Iuliia Budaleeva

Personal information
- Nationality: Russian
- Born: 13 November 1990 (age 35)
- Spouse: Stanislav Chokhlaev

Sport
- Country: Russian
- Sport: Para Nordic skiing (Para cross-country skiing and Para biathlon)
- Disability class: B2
- Partner: Tatiana Maltseva (guide)
- Coached by: Vyacheslav Goldinov

Medal record
Representing Russia
Winter Paralympics
Women's Para biathlon
| Gold medal – first place | 2014 Sochi | 12.5km visually impaired |
| Silver medal – second place | 2014 Sochi | 6km visually impaired |
| Silver medal – second place | 2014 Sochi | 10km visually impaired |
Women's Para cross-country skiing
| Bronze medal – third place | 2014 Sochi | 5km visually impaired |

= Iuliia Budaleeva =

Russian Para cross-country skier and biathlete (born 1990)

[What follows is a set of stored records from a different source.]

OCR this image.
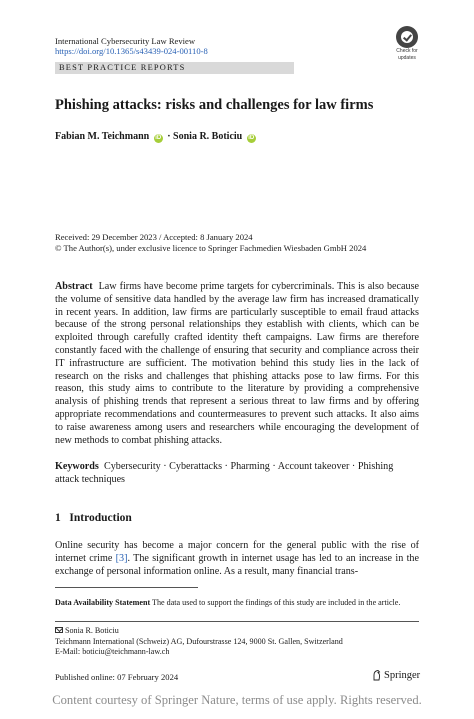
International Cybersecurity Law Review
https://doi.org/10.1365/s43439-024-00110-8	Check for
updates
BEST PRACTICE REPORTS
Phishing attacks: risks and challenges for law firms
Fabian M. Teichmann iD · Sonia R. Boticiu iD
Received: 29 December 2023 / Accepted: 8 January 2024
© The Author(s), under exclusive licence to Springer Fachmedien Wiesbaden GmbH 2024
Abstract Law firms have become prime targets for cybercriminals. This is also because the volume of sensitive data handled by the average law firm has increased dramatically in recent years. In addition, law firms are particularly susceptible to email fraud attacks because of the strong personal relationships they establish with clients, which can be exploited through carefully crafted identity theft campaigns. Law firms are therefore constantly faced with the challenge of ensuring that security and compliance across their IT infrastructure are sufficient. The motivation behind this study lies in the lack of research on the risks and challenges that phishing attacks pose to law firms. For this reason, this study aims to contribute to the literature by providing a comprehensive analysis of phishing trends that represent a serious threat to law firms and by offering appropriate recommendations and countermeasures to prevent such attacks. It also aims to raise awareness among users and researchers while encouraging the development of new methods to combat phishing attacks.
Keywords Cybersecurity · Cyberattacks · Pharming · Account takeover · Phishing attack techniques
1 Introduction
Online security has become a major concern for the general public with the rise of internet crime [3]. The significant growth in internet usage has led to an increase in the exchange of personal information online. As a result, many financial trans-
Data Availability Statement The data used to support the findings of this study are included in the article.
Sonia R. Boticiu
Teichmann International (Schweiz) AG, Dufourstrasse 124, 9000 St. Gallen, Switzerland
E-Mail: boticiu@teichmann-law.ch
Published online: 07 February 2024	Springer
Content courtesy of Springer Nature, terms of use apply. Rights reserved.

Iuliia Budaleeva (born 13 November 1990), also known as Iuliia Chokhlaeva, is a Russian female visually impaired Para cross-country skier and biathlete. She represented Russia at the 2014 Winter Paralympics and was successful in her first Paralympic competition, claiming four medals including a gold medal in the biathlon event. Iuliia Budaleeva was awarded the Order of Friendship by the Russian president, Vladimir Putin for her performance at the 2014 Winter Paralympics.

== Career ==
Iuliia Budaleeva competed at the 2014 Winter Paralympics with her guide Tatiana Maltseva and went onto claim 3 medals in the biathlon events including a gold medal in the women's 12.5km biathletes event and two silver medals in women's 6km event and women's 10km event. She also clinched a bronze medal in the women's 5km cross-country skiing event as a part of the 2014 Winter Paralympics.

== Personal life ==
Iuliia Budaleeva married fellow Russian visually impaired Para Nordic skier, Stanislav Chokhlaev. Stanislav Chokhlaev also competed at the 2014 Winter Paralympics and excelled at his first Paralympic event similar to that of his wife by claiming two silver medals in the cross-country skiing and a bronze medal in biathlon events.